Some people have been disparaging a statistical approach to the semantics of natural language. This is essentially a kind of prejudice, as if we came from the wrong side of the technology railroad tracks. It ignores the fact that statistical approaches have performed spectacularly well in some high profile settings.

Have you ever watched the “Iron Chef” on the Food Network? This is where two competing chefs are given an ingredient kept secret until the start of the show, and each contestant then has 60 minutes to create an entire meal around that ingredient. A panel then judges and critiques the two meals and crowns a winner.

In 2003, DARPA ran its own version of “Iron Chef,” though with only a single team of collaborators from eleven academic institutions across the U.S. The team was given a language, with the task of creating a cross-language information retrieval system and a machine translation system within TEN DAYS after learning what the language actually was.

To make challenge harder, the language was not French, Arabic, or Russian, but Cebuano, a dialect spoken in the Philippines. None of the team was familiar with the language, but through the magic of Internet collaboration, they were able in ten days to collect a corpus of resources in Cebuano and English and apply statistical methods to create both a fully workable cross-language retrieval system and a credible start to a translation capability.

The two principal investigators of the Herculean exercise wrote afterward that, given what they learned in those ten days, they would do better next time. They predicted that their team could  build a fully working statistical machine translation facility for a specified language in just a single day given adequate linguistic and computational resources.

In ten days, you could not build even a parser for a language that you have never heard of, much less develop the semantic mapping of that language into some kind of logical model of meaning to support cross-language search and machine translation. Statistical methods do work in semantics.

Our Roots

11 Aug 2009

Semantic Signatures℠ approaches meaning of words from the perspective of their context. In the past couple of months, there has been extensive discussion here and elsewhere about how this differs from RDF, the basis for the Semantic Web. The simplest answer is that we are data-driven where RDF is model-driven.

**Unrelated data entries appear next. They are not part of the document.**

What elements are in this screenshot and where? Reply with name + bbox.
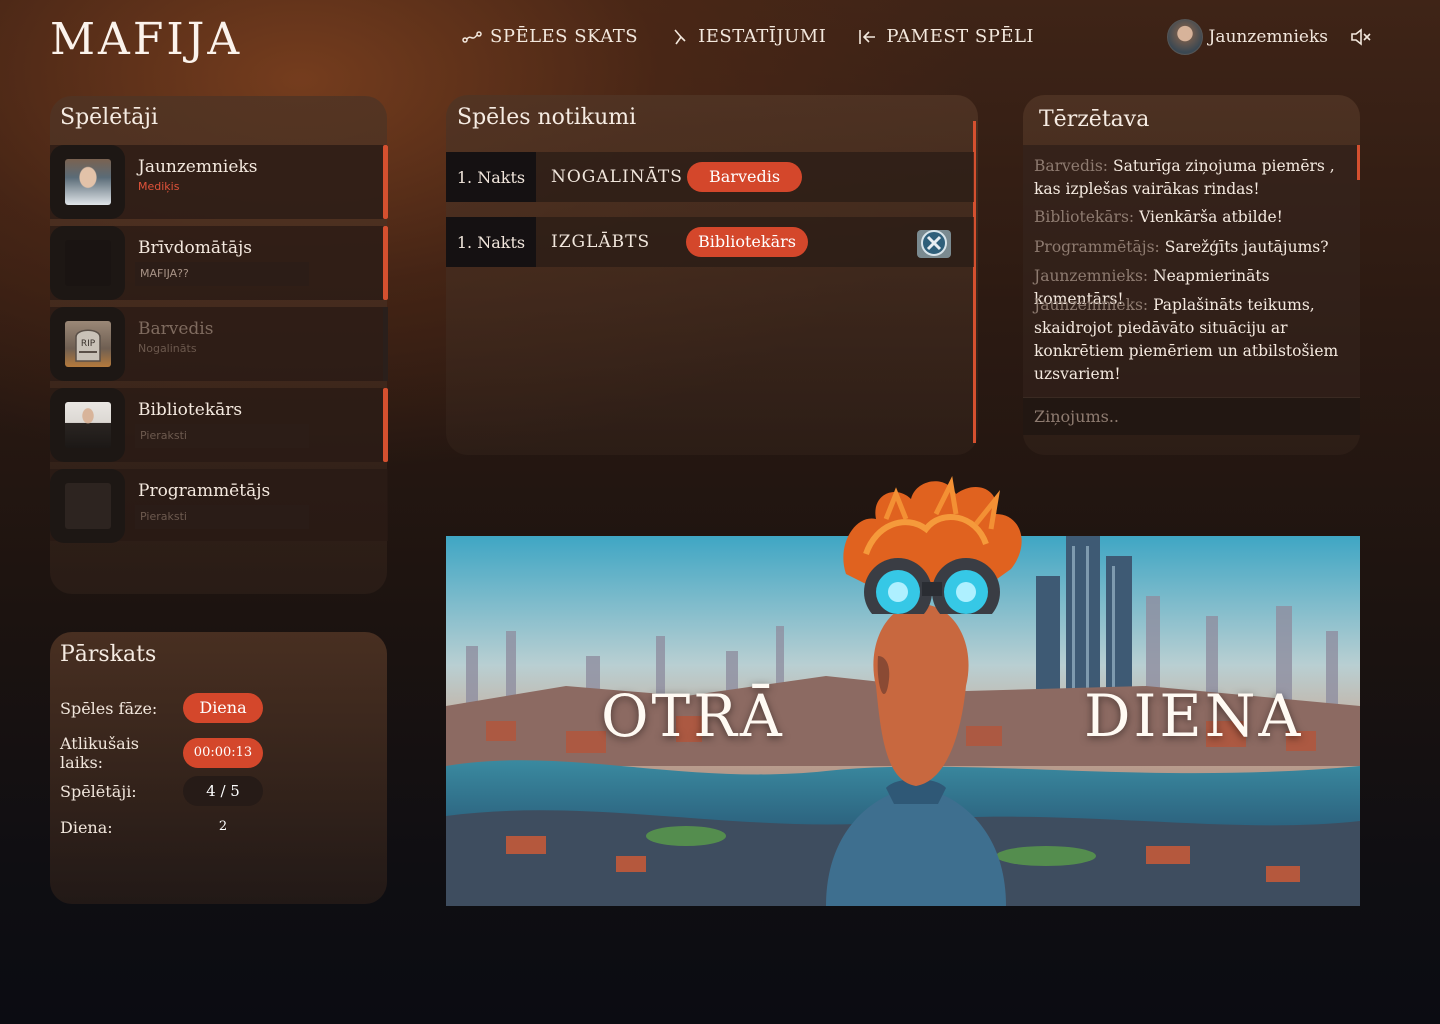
rip-tombstone-icon: RIP bbox=[64, 321, 111, 367]
player-name: Bibliotekārs bbox=[138, 400, 243, 420]
time-label: Atlikušais laiks: bbox=[60, 734, 140, 772]
nav-game-view-label: SPĒLES SKATS bbox=[490, 26, 639, 47]
chat-message: Programmētājs: Sarežģīts jautājums? bbox=[1034, 236, 1349, 259]
event-time-tag: 1. Nakts bbox=[446, 152, 536, 202]
user-name: Jaunzemnieks bbox=[1208, 27, 1328, 47]
overview-panel: Pārskats Spēles fāze: Diena Atlikušais l… bbox=[50, 632, 387, 904]
message-author: Jaunzemnieks: bbox=[1034, 296, 1149, 314]
message-author: Jaunzemnieks: bbox=[1034, 267, 1149, 285]
character-head-illustration bbox=[843, 476, 1022, 614]
event-player-badge: Barvedis bbox=[687, 162, 803, 192]
event-type: NOGALINĀTS bbox=[551, 167, 683, 187]
message-text: Sarežģīts jautājums? bbox=[1164, 238, 1329, 256]
players-count-badge: 4 / 5 bbox=[183, 776, 263, 806]
message-author: Programmētājs: bbox=[1034, 238, 1160, 256]
player-name: Barvedis bbox=[138, 319, 214, 339]
settings-icon bbox=[670, 27, 690, 47]
day-row: Diena: 2 bbox=[60, 812, 263, 842]
nav-settings[interactable]: IESTATĪJUMI bbox=[670, 26, 826, 47]
player-card[interactable]: Bibliotekārs Pieraksti bbox=[50, 388, 388, 462]
player-avatar bbox=[64, 402, 111, 448]
banner-word-left: OTRĀ bbox=[601, 682, 785, 750]
event-time-tag: 1. Nakts bbox=[446, 217, 536, 267]
phase-row: Spēles fāze: Diena bbox=[60, 693, 263, 723]
day-badge: 2 bbox=[218, 819, 228, 834]
banner-word-right: DIENA bbox=[1084, 682, 1304, 750]
chat-message-input[interactable]: Ziņojums.. bbox=[1023, 397, 1360, 435]
players-count-label: Spēlētāji: bbox=[60, 781, 137, 801]
chat-message: Barvedis: Saturīga ziņojuma piemērs , ka… bbox=[1034, 155, 1349, 201]
player-avatar-frame bbox=[50, 145, 125, 219]
chat-title: Tērzētava bbox=[1039, 107, 1150, 132]
nav-leave-game[interactable]: PAMEST SPĒLI bbox=[858, 26, 1034, 47]
nav-game-view[interactable]: SPĒLES SKATS bbox=[462, 26, 638, 47]
message-author: Barvedis: bbox=[1034, 157, 1109, 175]
player-card[interactable]: RIP Barvedis Nogalināts bbox=[50, 307, 388, 381]
overview-title: Pārskats bbox=[60, 642, 157, 667]
chat-scrollbar[interactable] bbox=[1357, 145, 1360, 180]
player-avatar-frame bbox=[50, 388, 125, 462]
svg-text:RIP: RIP bbox=[80, 339, 95, 349]
user-avatar bbox=[1166, 19, 1203, 55]
player-avatar-frame bbox=[50, 226, 125, 300]
chat-panel: Tērzētava Barvedis: Saturīga ziņojuma pi… bbox=[1023, 95, 1360, 455]
message-text: Vienkārša atbilde! bbox=[1139, 208, 1283, 226]
player-avatar bbox=[64, 483, 111, 529]
message-author: Bibliotekārs: bbox=[1034, 208, 1135, 226]
players-panel-title: Spēlētāji bbox=[60, 105, 159, 130]
player-avatar bbox=[64, 159, 111, 205]
player-note-field[interactable]: Pieraksti bbox=[135, 424, 309, 448]
players-panel: Spēlētāji Jaunzemnieks Mediķis Brīvdomāt… bbox=[50, 96, 388, 594]
medic-shield-icon bbox=[916, 227, 952, 259]
player-note-field[interactable]: MAFIJA?? bbox=[135, 262, 309, 286]
player-card[interactable]: Brīvdomātājs MAFIJA?? bbox=[50, 226, 388, 300]
day-label: Diena: bbox=[60, 817, 113, 837]
player-role: Mediķis bbox=[138, 180, 180, 193]
event-row: 1. Nakts NOGALINĀTS Barvedis bbox=[446, 152, 974, 202]
player-card[interactable]: Programmētājs Pieraksti bbox=[50, 469, 388, 543]
event-type: IZGLĀBTS bbox=[551, 232, 651, 252]
event-row: 1. Nakts IZGLĀBTS Bibliotekārs bbox=[446, 217, 974, 267]
player-name: Brīvdomātājs bbox=[138, 238, 252, 258]
players-count-row: Spēlētāji: 4 / 5 bbox=[60, 776, 263, 806]
player-avatar bbox=[64, 240, 111, 286]
chat-message: Bibliotekārs: Vienkārša atbilde! bbox=[1034, 206, 1349, 229]
player-status: Nogalināts bbox=[138, 342, 197, 355]
player-name: Jaunzemnieks bbox=[138, 157, 258, 177]
phase-label: Spēles fāze: bbox=[60, 698, 158, 718]
nav-settings-label: IESTATĪJUMI bbox=[698, 26, 827, 47]
user-profile[interactable]: Jaunzemnieks bbox=[1166, 19, 1362, 55]
player-avatar-frame bbox=[50, 469, 125, 543]
timer-badge: 00:00:13 bbox=[183, 738, 263, 768]
events-title: Spēles notikumi bbox=[457, 105, 637, 130]
player-card[interactable]: Jaunzemnieks Mediķis bbox=[50, 145, 388, 219]
event-player-badge: Bibliotekārs bbox=[686, 227, 808, 257]
mute-icon[interactable] bbox=[1350, 27, 1372, 47]
player-note-field[interactable]: Pieraksti bbox=[135, 505, 309, 529]
player-name: Programmētājs bbox=[138, 481, 271, 501]
exit-arrow-icon bbox=[858, 27, 878, 47]
player-avatar-frame: RIP bbox=[50, 307, 125, 381]
route-icon bbox=[462, 27, 482, 47]
top-nav: SPĒLES SKATS IESTATĪJUMI PAMEST SPĒLI bbox=[462, 26, 1034, 47]
app-logo: MAFIJA bbox=[50, 14, 243, 65]
time-row: Atlikušais laiks: 00:00:13 bbox=[60, 734, 263, 772]
chat-message: Jaunzemnieks: Paplašināts teikums, skaid… bbox=[1034, 294, 1349, 386]
phase-badge: Diena bbox=[183, 693, 263, 723]
nav-leave-game-label: PAMEST SPĒLI bbox=[886, 26, 1035, 47]
events-panel: Spēles notikumi 1. Nakts NOGALINĀTS Barv… bbox=[446, 95, 978, 455]
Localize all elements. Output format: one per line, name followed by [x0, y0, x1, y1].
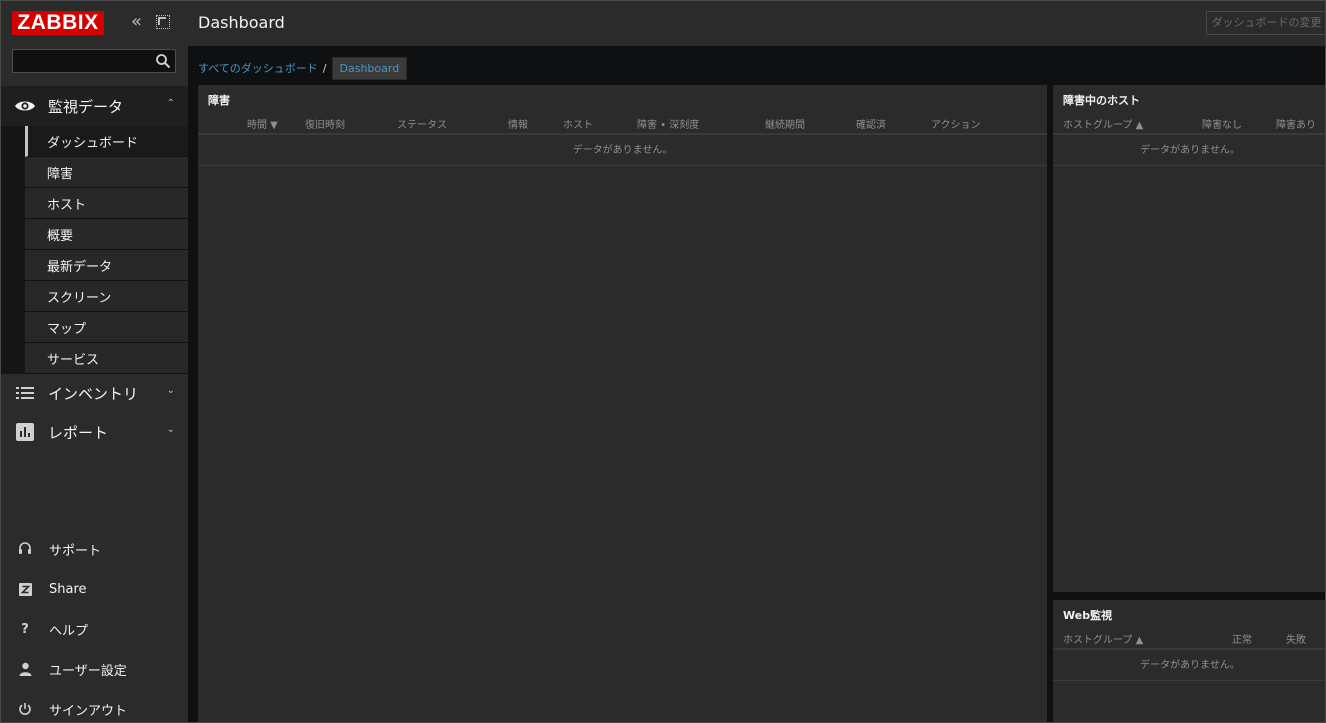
sidebar-help-label: ヘルプ [49, 623, 89, 639]
sidebar-item-dashboard[interactable]: ダッシュボード [25, 126, 188, 157]
menu-reports-label: レポート [48, 423, 109, 442]
list-icon [14, 382, 36, 404]
eye-icon [14, 95, 36, 117]
sidebar-support-label: サポート [49, 543, 102, 559]
no-data-message: データがありません。 [1053, 650, 1325, 681]
edit-dashboard-button[interactable]: ダッシュボードの変更 [1206, 11, 1325, 35]
column-actions: アクション [931, 120, 981, 131]
column-info: 情報 [508, 120, 528, 131]
page-header: Dashboard ダッシュボードの変更 [188, 1, 1325, 46]
sidebar-item-latest-data[interactable]: 最新データ [25, 250, 188, 281]
help-icon: ? [21, 621, 29, 637]
sidebar-share[interactable]: Share [1, 569, 188, 609]
problems-widget: 障害 時間 ▼ 復旧時刻 ステータス 情報 ホスト 障害 • 深刻度 継続期間 … [198, 85, 1047, 722]
bar-chart-icon [14, 421, 36, 443]
menu-reports-header[interactable]: レポート ⌄ [1, 412, 188, 452]
sidebar-item-maps[interactable]: マップ [25, 312, 188, 343]
column-acknowledged: 確認済 [856, 120, 886, 131]
collapse-sidebar-icon[interactable]: « [131, 13, 147, 31]
power-icon [17, 701, 33, 717]
menu-monitoring-label: 監視データ [48, 97, 124, 116]
kiosk-mode-icon[interactable] [156, 15, 170, 29]
breadcrumb-separator: / [322, 61, 327, 75]
table-header: ホストグループ ▲ 正常 失敗 [1053, 626, 1325, 650]
search-box [12, 49, 176, 73]
menu-monitoring: 監視データ ⌃ ダッシュボード 障害 ホスト 概要 最新データ スクリーン マッ… [1, 86, 188, 374]
search-input[interactable] [13, 50, 153, 72]
column-failed: 失敗 [1286, 635, 1306, 646]
page-title: Dashboard [198, 13, 285, 32]
hosts-with-problems-widget: 障害中のホスト ホストグループ ▲ 障害なし 障害あり データがありません。 [1053, 85, 1325, 592]
column-recovery-time: 復旧時刻 [305, 120, 345, 131]
monitoring-submenu: ダッシュボード 障害 ホスト 概要 最新データ スクリーン マップ サービス [1, 126, 188, 374]
web-monitoring-widget: Web監視 ホストグループ ▲ 正常 失敗 データがありません。 [1053, 600, 1325, 722]
sidebar-sign-out-label: サインアウト [49, 703, 128, 719]
no-data-message: データがありません。 [1053, 135, 1325, 166]
sidebar-item-services[interactable]: サービス [25, 343, 188, 374]
column-host-group[interactable]: ホストグループ ▲ [1063, 631, 1143, 646]
table-header: ホストグループ ▲ 障害なし 障害あり [1053, 111, 1325, 135]
column-host: ホスト [563, 120, 593, 131]
sidebar-sign-out[interactable]: サインアウト [1, 689, 188, 722]
menu-monitoring-header[interactable]: 監視データ ⌃ [1, 86, 188, 126]
chevron-down-icon: ⌄ [166, 424, 175, 435]
menu-reports: レポート ⌄ [1, 412, 188, 452]
zabbix-logo[interactable]: ZABBIX [12, 11, 104, 35]
sidebar-user-settings-label: ユーザー設定 [49, 663, 127, 679]
menu-inventory: インベントリ ⌄ [1, 373, 188, 413]
breadcrumb-current[interactable]: Dashboard [331, 56, 408, 80]
chevron-down-icon: ⌄ [166, 385, 175, 396]
column-host-group[interactable]: ホストグループ ▲ [1063, 116, 1143, 131]
sidebar-item-problems[interactable]: 障害 [25, 157, 188, 188]
column-with-problems: 障害あり [1276, 120, 1316, 131]
column-ok: 正常 [1232, 635, 1252, 646]
zabbix-app: ZABBIX « 監視データ ⌃ ダッシュボード 障害 ホスト 概要 最新データ… [0, 0, 1326, 723]
headset-icon [17, 541, 33, 557]
sidebar-support[interactable]: サポート [1, 529, 188, 569]
chevron-up-icon: ⌃ [166, 98, 175, 109]
sidebar-user-settings[interactable]: ユーザー設定 [1, 649, 188, 689]
breadcrumb: すべてのダッシュボード / Dashboard [198, 56, 408, 80]
sidebar-item-overview[interactable]: 概要 [25, 219, 188, 250]
column-problem-severity: 障害 • 深刻度 [637, 120, 700, 131]
widget-title: 障害中のホスト [1063, 94, 1140, 107]
widget-title: Web監視 [1063, 609, 1113, 622]
menu-inventory-label: インベントリ [48, 384, 139, 403]
sidebar-help[interactable]: ? ヘルプ [1, 609, 188, 649]
column-time[interactable]: 時間 ▼ [247, 116, 278, 131]
column-status: ステータス [397, 120, 447, 131]
widget-title: 障害 [208, 94, 230, 107]
no-data-message: データがありません。 [198, 135, 1047, 166]
search-icon[interactable] [155, 53, 171, 69]
menu-inventory-header[interactable]: インベントリ ⌄ [1, 373, 188, 413]
sidebar-share-label: Share [49, 581, 87, 597]
sidebar-item-hosts[interactable]: ホスト [25, 188, 188, 219]
table-header: 時間 ▼ 復旧時刻 ステータス 情報 ホスト 障害 • 深刻度 継続期間 確認済… [198, 111, 1047, 135]
share-z-icon [17, 581, 33, 597]
sidebar: ZABBIX « 監視データ ⌃ ダッシュボード 障害 ホスト 概要 最新データ… [1, 1, 188, 722]
sidebar-item-screens[interactable]: スクリーン [25, 281, 188, 312]
column-without-problems: 障害なし [1202, 120, 1242, 131]
breadcrumb-all-dashboards[interactable]: すべてのダッシュボード [198, 60, 318, 76]
user-icon [17, 661, 33, 677]
column-duration: 継続期間 [765, 120, 805, 131]
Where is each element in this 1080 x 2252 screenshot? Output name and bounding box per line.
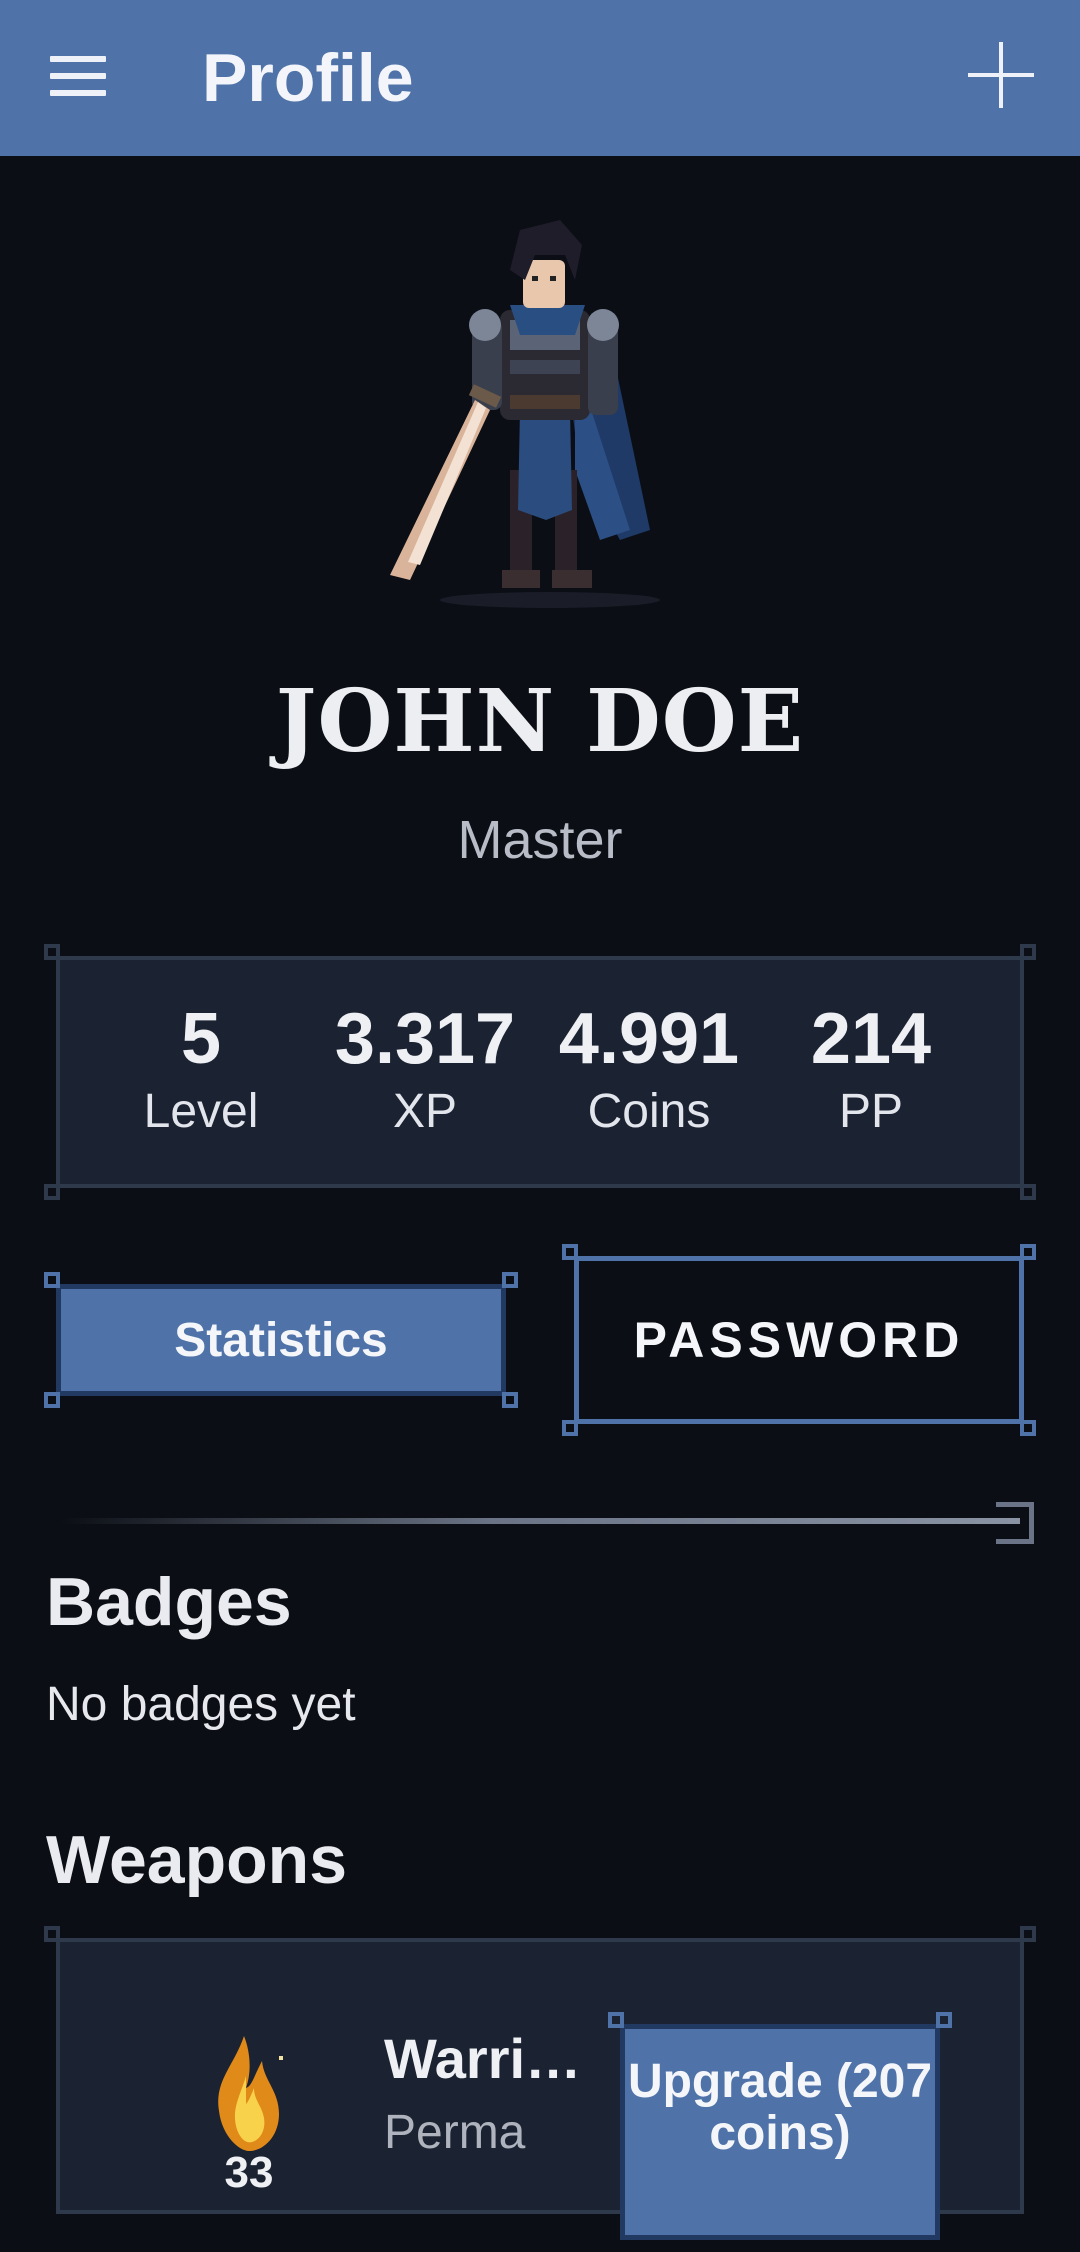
stat-label: PP xyxy=(838,1085,904,1138)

This dichotomy is nothing new. In fact, if we look at semantics over a hundred years ago, we see the empirical idea of contextual semantics in the structural linguistics of  Ferdinand de Saussure in contrast to the logical formulation of meaning in the predicate calculus of Bertrand Russell and Alfred North Whitehead. The former inferred meaning from the comparative analysis of text; the latter defined a mapping between text and a formal model of possible meanings.

The model-driven approach became less popular after the logician Kurt Gödel proved the incompleteness of all non-trivial logical systems in the 1930′s. Structural linguistics then became the favored approach until Noam Chomsky put the study of language back on a formal basis in the 1950′s, and the semantics of language also tilted to the formal in order to be more consistent with the study of syntax.

This is not to say that one approach is right and the other is wrong. The choice of approach to take should really depend on one’s circumstances. If one has available an appropriate logical model, which today might correspond to a taxonomy and a formal way to relate taxonomic entities, then the model-driven option is compelling. On the other hand, if an appropriate model is lacking or incomplete, but there is plenty of tagged text data to work from, then the data-driven option should be considered.

One can always in fact choose to work with the best of both worlds. We are not the sole providers of data-driven semantic technology, but our statistical characterization of meaning is probably de Saussure himself might have done it if he had access to the Worldwide Web and 21st Century cloud computing.